A inteligência artificial ainda exerce impacto significativo sobre a relação da população com a saúde. Empresas como a OpenAI, Perplexity e Google contam com modelos voltados para assuntos médicos: o ChatGPT Health, Perplexity Health e o MedGemma, respectivamente.
O cenário reforça a responsabilidade da indústria farmacêutica, sobretudo em um setor em que a credibilidade é o principal ativo de uma marca. Segundo o VP da EMS, o papel vai além da comunicação institucional. O executivo salienta o compromisso de contribuir para a educação em saúde, apoiar a disseminação de informações confiáveis e estimular que pacientes busquem orientação junto aos profissionais de saúde.
Felmanas, da Cimed, classifica o cenário como positivo, mas reconhece o desafio de se fazer presente e lembrado. “Se fala hoje de um consumidor muito mais consciente e questionador”, defende. “Temos contato direto com o consumidor final. É uma oportunidade maior ainda de compartilhar informações corretas e educá-lo”.
O boom das chamadas “canetas emagrecedoras” no mercado brasileiro intensifica o compromisso do setor. Com a recente queda da patente da semaglutida, substância agonista do GLP-1 utilizada em medicamentos como Ozempic e Wegovy, a corrida de players nacionais diante da concorrência internacional aumentou.
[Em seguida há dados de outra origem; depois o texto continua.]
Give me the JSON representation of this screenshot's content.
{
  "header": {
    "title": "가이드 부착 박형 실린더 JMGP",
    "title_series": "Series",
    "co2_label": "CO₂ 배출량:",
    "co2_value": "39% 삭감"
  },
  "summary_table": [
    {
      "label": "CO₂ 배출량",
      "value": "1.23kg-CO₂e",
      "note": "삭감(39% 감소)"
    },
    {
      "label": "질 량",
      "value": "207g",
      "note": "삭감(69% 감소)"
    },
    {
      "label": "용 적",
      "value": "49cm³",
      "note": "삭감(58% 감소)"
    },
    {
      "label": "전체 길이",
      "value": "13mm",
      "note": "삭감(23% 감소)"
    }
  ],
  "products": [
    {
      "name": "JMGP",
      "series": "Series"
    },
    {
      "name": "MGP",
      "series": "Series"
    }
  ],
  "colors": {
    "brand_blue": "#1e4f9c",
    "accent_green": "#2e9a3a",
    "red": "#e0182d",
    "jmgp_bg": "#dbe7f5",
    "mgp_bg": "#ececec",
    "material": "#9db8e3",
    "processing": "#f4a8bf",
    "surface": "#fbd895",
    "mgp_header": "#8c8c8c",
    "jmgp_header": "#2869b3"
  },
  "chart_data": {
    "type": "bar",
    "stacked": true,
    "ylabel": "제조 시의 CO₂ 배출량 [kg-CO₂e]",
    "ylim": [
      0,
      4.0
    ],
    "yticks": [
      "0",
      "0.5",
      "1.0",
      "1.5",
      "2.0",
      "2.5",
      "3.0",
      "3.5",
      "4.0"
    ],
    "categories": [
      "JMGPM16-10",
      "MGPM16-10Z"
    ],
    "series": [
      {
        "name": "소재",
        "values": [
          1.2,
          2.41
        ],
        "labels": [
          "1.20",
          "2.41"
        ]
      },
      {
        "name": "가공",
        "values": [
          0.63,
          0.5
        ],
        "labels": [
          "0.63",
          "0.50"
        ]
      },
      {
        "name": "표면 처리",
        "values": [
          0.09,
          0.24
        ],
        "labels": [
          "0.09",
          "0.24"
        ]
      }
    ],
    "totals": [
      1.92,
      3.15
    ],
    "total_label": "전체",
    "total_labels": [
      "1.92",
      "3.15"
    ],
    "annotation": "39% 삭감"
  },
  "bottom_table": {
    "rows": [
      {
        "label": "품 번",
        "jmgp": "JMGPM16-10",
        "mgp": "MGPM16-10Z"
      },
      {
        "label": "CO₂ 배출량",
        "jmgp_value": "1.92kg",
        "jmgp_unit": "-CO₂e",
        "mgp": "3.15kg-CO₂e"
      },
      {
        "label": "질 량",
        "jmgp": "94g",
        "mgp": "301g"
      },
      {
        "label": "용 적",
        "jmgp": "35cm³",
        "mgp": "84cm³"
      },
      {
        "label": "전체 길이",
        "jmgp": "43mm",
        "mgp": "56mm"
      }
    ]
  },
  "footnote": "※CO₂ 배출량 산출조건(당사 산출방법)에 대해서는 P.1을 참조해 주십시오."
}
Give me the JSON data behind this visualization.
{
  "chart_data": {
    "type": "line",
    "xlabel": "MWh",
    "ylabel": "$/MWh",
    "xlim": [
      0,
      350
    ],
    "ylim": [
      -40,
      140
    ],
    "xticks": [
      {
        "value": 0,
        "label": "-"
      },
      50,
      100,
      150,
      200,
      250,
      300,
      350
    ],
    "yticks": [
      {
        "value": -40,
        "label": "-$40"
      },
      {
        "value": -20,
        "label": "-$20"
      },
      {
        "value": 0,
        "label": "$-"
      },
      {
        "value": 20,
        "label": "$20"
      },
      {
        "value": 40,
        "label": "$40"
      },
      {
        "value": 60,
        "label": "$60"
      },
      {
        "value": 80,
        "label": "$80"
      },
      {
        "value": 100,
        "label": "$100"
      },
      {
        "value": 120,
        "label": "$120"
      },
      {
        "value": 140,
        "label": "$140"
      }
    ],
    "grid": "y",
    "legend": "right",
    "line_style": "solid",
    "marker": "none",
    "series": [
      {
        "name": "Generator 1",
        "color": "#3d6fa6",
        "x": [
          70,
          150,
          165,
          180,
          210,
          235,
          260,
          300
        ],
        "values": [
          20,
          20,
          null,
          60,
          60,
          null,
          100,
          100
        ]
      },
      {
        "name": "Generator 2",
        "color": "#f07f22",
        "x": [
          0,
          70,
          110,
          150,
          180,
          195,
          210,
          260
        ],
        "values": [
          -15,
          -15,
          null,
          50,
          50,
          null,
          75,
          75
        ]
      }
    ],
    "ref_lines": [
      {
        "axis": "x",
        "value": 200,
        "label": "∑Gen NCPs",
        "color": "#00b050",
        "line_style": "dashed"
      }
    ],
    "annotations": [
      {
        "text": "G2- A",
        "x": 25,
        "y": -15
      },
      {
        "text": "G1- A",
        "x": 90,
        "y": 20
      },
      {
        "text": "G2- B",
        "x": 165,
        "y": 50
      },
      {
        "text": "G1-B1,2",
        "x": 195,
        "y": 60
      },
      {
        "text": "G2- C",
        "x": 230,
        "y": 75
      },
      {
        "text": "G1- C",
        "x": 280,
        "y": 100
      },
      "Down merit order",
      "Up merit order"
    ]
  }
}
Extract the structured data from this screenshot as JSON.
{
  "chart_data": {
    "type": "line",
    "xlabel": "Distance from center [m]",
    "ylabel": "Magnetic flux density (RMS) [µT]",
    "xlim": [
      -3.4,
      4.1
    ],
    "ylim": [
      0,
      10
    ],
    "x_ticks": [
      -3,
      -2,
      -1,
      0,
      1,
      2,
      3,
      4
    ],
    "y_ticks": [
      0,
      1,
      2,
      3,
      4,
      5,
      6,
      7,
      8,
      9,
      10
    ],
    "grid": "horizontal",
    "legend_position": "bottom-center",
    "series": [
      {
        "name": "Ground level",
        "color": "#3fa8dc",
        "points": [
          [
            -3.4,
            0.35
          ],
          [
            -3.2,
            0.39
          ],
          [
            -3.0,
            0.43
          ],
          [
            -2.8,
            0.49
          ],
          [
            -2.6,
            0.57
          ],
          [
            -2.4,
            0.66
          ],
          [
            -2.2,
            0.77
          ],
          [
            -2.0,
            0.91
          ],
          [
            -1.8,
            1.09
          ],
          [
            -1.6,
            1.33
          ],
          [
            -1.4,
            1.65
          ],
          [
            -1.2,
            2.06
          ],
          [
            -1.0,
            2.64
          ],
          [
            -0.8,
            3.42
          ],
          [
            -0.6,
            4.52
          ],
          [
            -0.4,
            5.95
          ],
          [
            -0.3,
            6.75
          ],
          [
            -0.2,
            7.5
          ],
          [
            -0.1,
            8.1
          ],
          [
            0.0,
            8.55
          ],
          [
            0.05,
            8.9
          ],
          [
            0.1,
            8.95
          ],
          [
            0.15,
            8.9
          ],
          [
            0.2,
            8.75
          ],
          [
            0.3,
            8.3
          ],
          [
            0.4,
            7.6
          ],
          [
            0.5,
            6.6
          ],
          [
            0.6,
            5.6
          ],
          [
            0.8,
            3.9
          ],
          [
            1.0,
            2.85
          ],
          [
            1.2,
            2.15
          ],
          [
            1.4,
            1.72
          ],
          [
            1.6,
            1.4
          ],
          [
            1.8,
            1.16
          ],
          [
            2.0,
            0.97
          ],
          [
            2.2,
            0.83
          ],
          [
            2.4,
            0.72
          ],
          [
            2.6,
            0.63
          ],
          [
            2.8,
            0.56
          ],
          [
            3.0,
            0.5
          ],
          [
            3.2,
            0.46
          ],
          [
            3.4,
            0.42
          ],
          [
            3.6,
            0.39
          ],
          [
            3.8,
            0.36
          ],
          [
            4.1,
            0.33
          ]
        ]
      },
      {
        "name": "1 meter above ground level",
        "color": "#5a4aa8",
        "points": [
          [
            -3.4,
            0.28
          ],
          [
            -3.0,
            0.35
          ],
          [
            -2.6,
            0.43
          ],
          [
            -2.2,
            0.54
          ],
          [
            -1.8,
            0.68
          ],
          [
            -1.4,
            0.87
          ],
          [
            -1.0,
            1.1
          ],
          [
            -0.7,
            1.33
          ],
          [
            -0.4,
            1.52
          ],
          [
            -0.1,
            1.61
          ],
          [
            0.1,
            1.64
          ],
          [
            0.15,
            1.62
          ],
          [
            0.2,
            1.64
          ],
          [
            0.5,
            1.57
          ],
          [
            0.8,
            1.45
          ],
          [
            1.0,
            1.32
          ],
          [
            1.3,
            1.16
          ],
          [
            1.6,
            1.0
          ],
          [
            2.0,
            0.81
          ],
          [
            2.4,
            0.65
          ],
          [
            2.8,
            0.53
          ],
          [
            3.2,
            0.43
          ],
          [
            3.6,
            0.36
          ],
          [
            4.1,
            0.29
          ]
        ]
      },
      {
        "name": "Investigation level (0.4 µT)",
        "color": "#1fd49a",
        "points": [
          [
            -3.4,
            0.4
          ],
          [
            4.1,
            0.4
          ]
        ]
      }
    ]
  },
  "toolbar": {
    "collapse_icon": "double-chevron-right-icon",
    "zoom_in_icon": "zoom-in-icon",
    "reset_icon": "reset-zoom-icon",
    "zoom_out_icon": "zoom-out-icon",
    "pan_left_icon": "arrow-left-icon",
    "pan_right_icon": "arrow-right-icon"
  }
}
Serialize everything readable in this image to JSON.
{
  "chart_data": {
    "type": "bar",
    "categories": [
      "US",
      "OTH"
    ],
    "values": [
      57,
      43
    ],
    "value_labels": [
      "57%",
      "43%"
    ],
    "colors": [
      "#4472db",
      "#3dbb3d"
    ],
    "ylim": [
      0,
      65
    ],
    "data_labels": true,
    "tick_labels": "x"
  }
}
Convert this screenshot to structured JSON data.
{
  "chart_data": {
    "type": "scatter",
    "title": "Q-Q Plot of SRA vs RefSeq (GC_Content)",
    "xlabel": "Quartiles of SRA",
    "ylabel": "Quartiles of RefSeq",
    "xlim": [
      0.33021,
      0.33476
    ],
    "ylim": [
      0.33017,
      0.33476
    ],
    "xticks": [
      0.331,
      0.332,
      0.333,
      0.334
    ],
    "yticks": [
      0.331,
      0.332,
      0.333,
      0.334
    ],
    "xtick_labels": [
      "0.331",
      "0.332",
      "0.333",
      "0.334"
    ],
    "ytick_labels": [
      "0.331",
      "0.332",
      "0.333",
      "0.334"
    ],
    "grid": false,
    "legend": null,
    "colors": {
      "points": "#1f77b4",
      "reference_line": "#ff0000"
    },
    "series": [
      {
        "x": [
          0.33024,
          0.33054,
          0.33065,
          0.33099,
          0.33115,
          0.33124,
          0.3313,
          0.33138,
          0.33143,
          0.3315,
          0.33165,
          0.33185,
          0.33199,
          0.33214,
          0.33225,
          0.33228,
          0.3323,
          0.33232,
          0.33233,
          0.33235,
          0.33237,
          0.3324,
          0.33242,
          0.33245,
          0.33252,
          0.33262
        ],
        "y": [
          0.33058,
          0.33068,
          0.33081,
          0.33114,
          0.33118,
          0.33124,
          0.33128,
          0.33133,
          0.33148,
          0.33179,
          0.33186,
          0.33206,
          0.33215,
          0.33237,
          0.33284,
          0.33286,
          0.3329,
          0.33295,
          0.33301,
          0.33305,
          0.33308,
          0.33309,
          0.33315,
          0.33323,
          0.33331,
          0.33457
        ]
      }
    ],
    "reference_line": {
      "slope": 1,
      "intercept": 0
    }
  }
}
Nas duas últimas décadas, a produção da semaglutida era de propriedade exclusiva da dinamarquesa Novo Nordisk.
Em março, reportagem do G1 apontou que havia mais de 10 pedidos de farmacêuticas brasileiras para a produção de medicamentos com o princípio ativo.
Com a ampliação do debate sobre obesidade e doenças metabólicas e a aproximação do tema do grande público, contribui o VP da EMS, as empresas se veem diante do compromisso de dialogar de forma ainda mais transparente sobre inovação, acesso e uso responsável dos tratamentos. Em junho, a farma disponibilizou no mercado a Ozivy, a primeira caneta de semaglutida brasileira.
Durante o processo, farmacêuticas como a própria Cimed trabalham um portfólio de vitaminas e suplementos, por exemplo, que atenda às necessidades dos consumidores desses medicamentos.
Dois lados do balcão
O setor farmacêutico sempre se apoiou na figura do balconista e do médico como chaves da relação entre consumidor e produto. O estudo do Datafolha mostra que hospitais e clínicas e médicos de confiança ou do “postinho” ainda são os principais meios de informação sobre o tema (38% e 42% das menções).
No equilíbrio entre a comunicação B2B e B2C, a credibilidade segue como atributo comum diante dos limites regulatórios do setor. As farmas investem no treinamento junto a balconistas e na comunicação baseada em evidências, inovação e relacionamento de longo prazo para médicos, farmacêuticos, distribuidores e varejo.
“Entendemos que esse ambiente regulado fortalece a confiança da sociedade e contribui para elevar os padrões de qualidade de toda a indústria, o que é positivo para empresas, profissionais de saúde e pacientes”, salienta Sanchez, que cita o desafio de conciliar inovação, agilidade e comunicação.